Title: Bringer of Night
Series: SPECTR Series Three: Book Two
Author: Jordan L. Hawk
Length: 103 Pages
Category: Urban Fantasy
At a Glance: The dry humor, the friendships and made family, the murder and mayhem, and the abundant imagination are all present and accounted for in Bringer of Night. It encompasses everything I love and have come to expect from this series and from its author.
Reviewed By: Lisa
Blurb: The vampire spirit Gray and his human host Caleb have sworn never to drink from a human again. But when a woman from one of Caleb’s tour groups is murdered by what appears to be a vampire, Caleb is arrested as the prime suspect. Not only does she have a bite mark on her throat, but security camera footage reveals her murderer looks exactly like Caleb, down to the clothes he was wearing that night.

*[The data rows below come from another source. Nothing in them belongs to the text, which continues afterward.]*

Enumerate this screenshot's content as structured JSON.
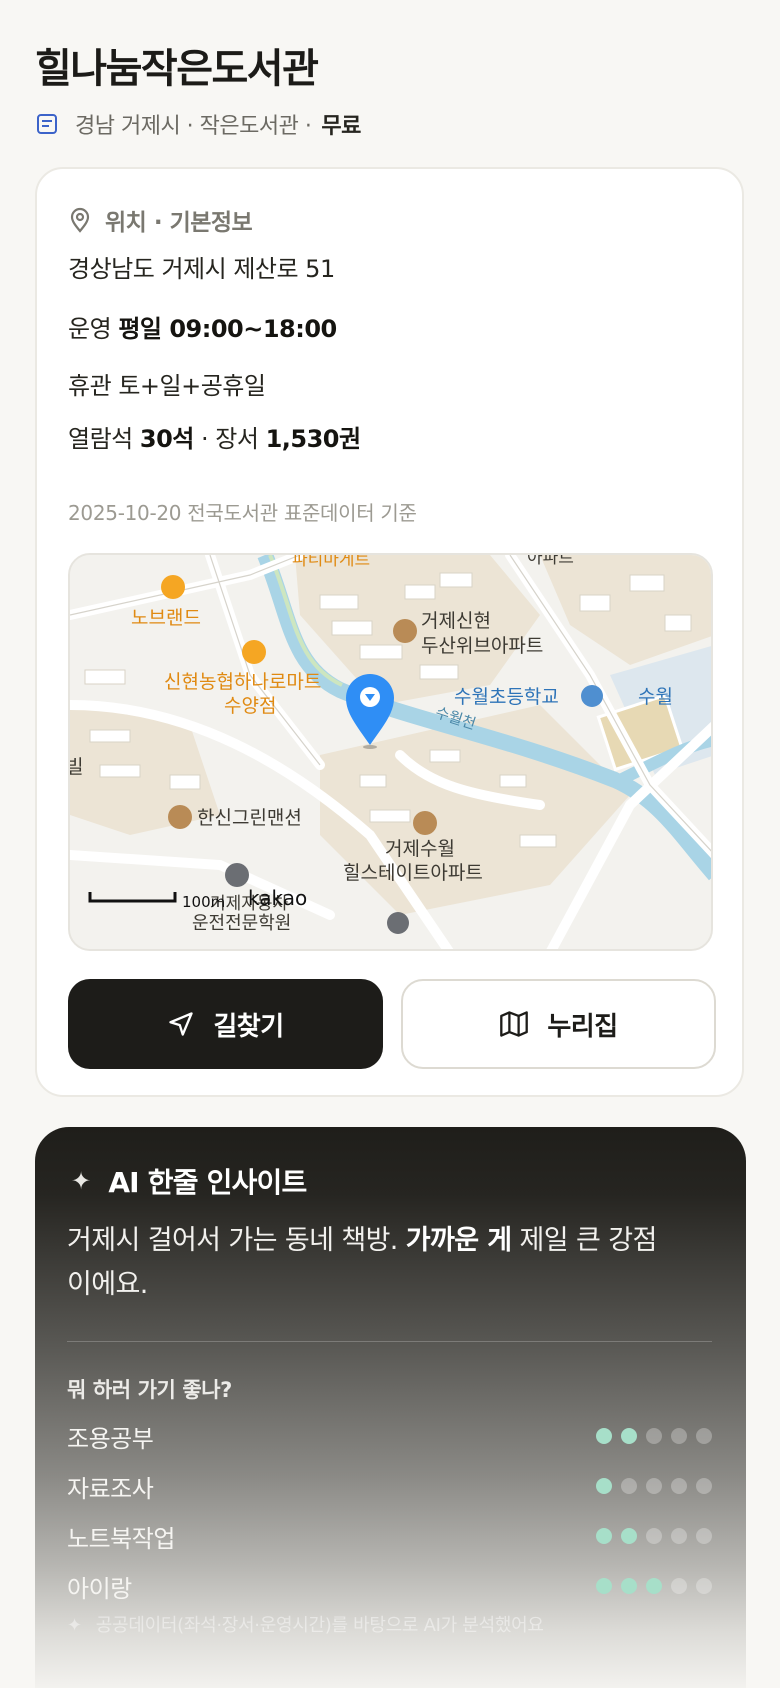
{
  "header": {
    "title": "힐나눔작은도서관",
    "region": "경남 거제시 · 작은도서관 ·",
    "fee": "무료"
  },
  "info_card": {
    "section_title": "위치 · 기본정보",
    "address": "경상남도 거제시 제산로 51",
    "hours_label": "운영",
    "hours_value": "평일 09:00~18:00",
    "closed_label": "휴관",
    "closed_value": "토+일+공휴일",
    "seats_label": "열람석",
    "seats_value": "30석",
    "books_label": "· 장서",
    "books_value": "1,530권",
    "source": "2025-10-20 전국도서관 표준데이터 기준"
  },
  "map": {
    "labels": {
      "nobrand": "노브랜드",
      "mart_1": "신현농협하나로마트",
      "mart_2": "수양점",
      "apt1_1": "거제신현",
      "apt1_2": "두산위브아파트",
      "school": "수월초등학교",
      "school_cut": "수월",
      "stream": "수월천",
      "hanshin": "한신그린맨션",
      "apt2_1": "거제수월",
      "apt2_2": "힐스테이트아파트",
      "top_cut": "파티마게트",
      "top_right_cut": "아파트",
      "left_cut": "빌",
      "bottom_cut": "운전전문학원",
      "scale": "100m",
      "kakao": "kakao",
      "bottom_mid": "거제자동차"
    }
  },
  "buttons": {
    "directions": "길찾기",
    "nurizip": "누리집"
  },
  "ai": {
    "title": "AI 한줄 인사이트",
    "insight_pre": "거제시 걸어서 가는 동네 책방. ",
    "insight_bold": "가까운 게",
    "insight_post": " 제일 큰 강점이에요.",
    "question": "뭐 하러 가기 좋나?",
    "ratings": [
      {
        "label": "조용공부",
        "score": 2,
        "max": 5
      },
      {
        "label": "자료조사",
        "score": 1,
        "max": 5
      },
      {
        "label": "노트북작업",
        "score": 2,
        "max": 5
      },
      {
        "label": "아이랑",
        "score": 3,
        "max": 5
      }
    ],
    "footnote": "공공데이터(좌석·장서·운영시간)를 바탕으로 AI가 분석했어요"
  },
  "colors": {
    "accent_dot": "#a7dfc9",
    "map_pin": "#2f8ef5",
    "poi_orange": "#f5a623",
    "poi_brown": "#b98b56"
  }
}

Can Caleb and Gray clear their names, not only to the police but to John? Or will the new life they’ve built in New Orleans come crashing down around them?
Review: Two among the many hallmarks of Jordan L. Hawk’s storytelling are the world building and character development he spans over a longer series arc. He’s done it so brilliantly with the Whyborne and Griffin and Hexworld series, just to point to a couple of my favorite examples, and it remains the case in this third set of novellas in the SPECTR series as well. Perhaps especially so in Bringer of Night, in which we are not only introduced to a new drakul—whom the guys aptly dub Night—but we’re also presented with a new John Starkweather…if only in the abstract sense at this juncture.
John’s own mystery seems guaranteed to reveal a furious stretch of secrets before he, Caleb, Gray, Zahira and, I assume, now Night as well, get to the truth of the matter. I love that John is brought to the fore at this juncture, as up to this point, Caleb and Gray’s amalgamation and evolution have figured most prominently. John is the steadfast SPECTR agent, the expert exorcist, and the man who loves Grayleb, and while he is somewhat more flexible in the former, his skill as an exorcist remains an absolute, and obviously he is still very much the latter, but he’s now also a man whose past and present are out of alignment. That Hawk has had this plotline in the works and is doling it out to his readers in teasing little morsels of anticipation is an established characteristic of the series and, I believe, how it’s remained fresh and so consistently gratifying. When the novellas end and I’m left staring at my Kindle wondering why there are no more pages to read, it’s a clue that I was invested in the story to the point of absolute abstraction, and that’s made reading and investing in the SPECTR-verse pay off every step of the journey.
Night’s role in this novella, and the ways in which Caleb and Gray react to and interact with him is yet another lovely bit of character revelation for Grayleb, which is heavily influenced by Yuri, Drugoy, and their chaotic ravaging of Charleston. The contrasts between Night and Gray (the Night and the Storm are just too delicious) are prevalent throughout and are used as yet another means of exploring how much Caleb has influenced the way Gray sees the world around him and processes events much differently than he would have had he been hosted by a dead body rather than by Caleb. We mortals may still be nonsense, but when Gray tells Zahira that Night “cannot see anything but shades of gray,” I screamed (internally) from the very human observation and the dichotomy of it. The juxtaposition of Gray’s name and his ability to not only see color but sense the world around him in anything but a dull, monochromatic way continues to feature in his development as an individual personality who is also a significant half of Caleb’s whole. That Gray might in some way affect Night’s interaction with the world somewhere down the line is a potential I hope is explored in much greater detail, as Night’s curiosity alone endeared him to me greatly.
Of course, this wouldn’t be a SPECTR novella if there weren’t a new paranormal entity introduced, this time in the form of a killer with the ability to hide in plain sight. The murders initially cause no small amount of trouble for Caleb and Gray, threatening to blow their cover at the very least, and giving the team a run for their money. It also provided for an elucidating moment at the climax, offering up yet another reminder of how much trust exists from John and Zahira towards Caleb and Gray. The dry humor, the friendships and made family, the murder and mayhem, and the abundant imagination are all present and accounted for in Bringer of Night. It encompasses everything I love and have come to expect from this series and from its author.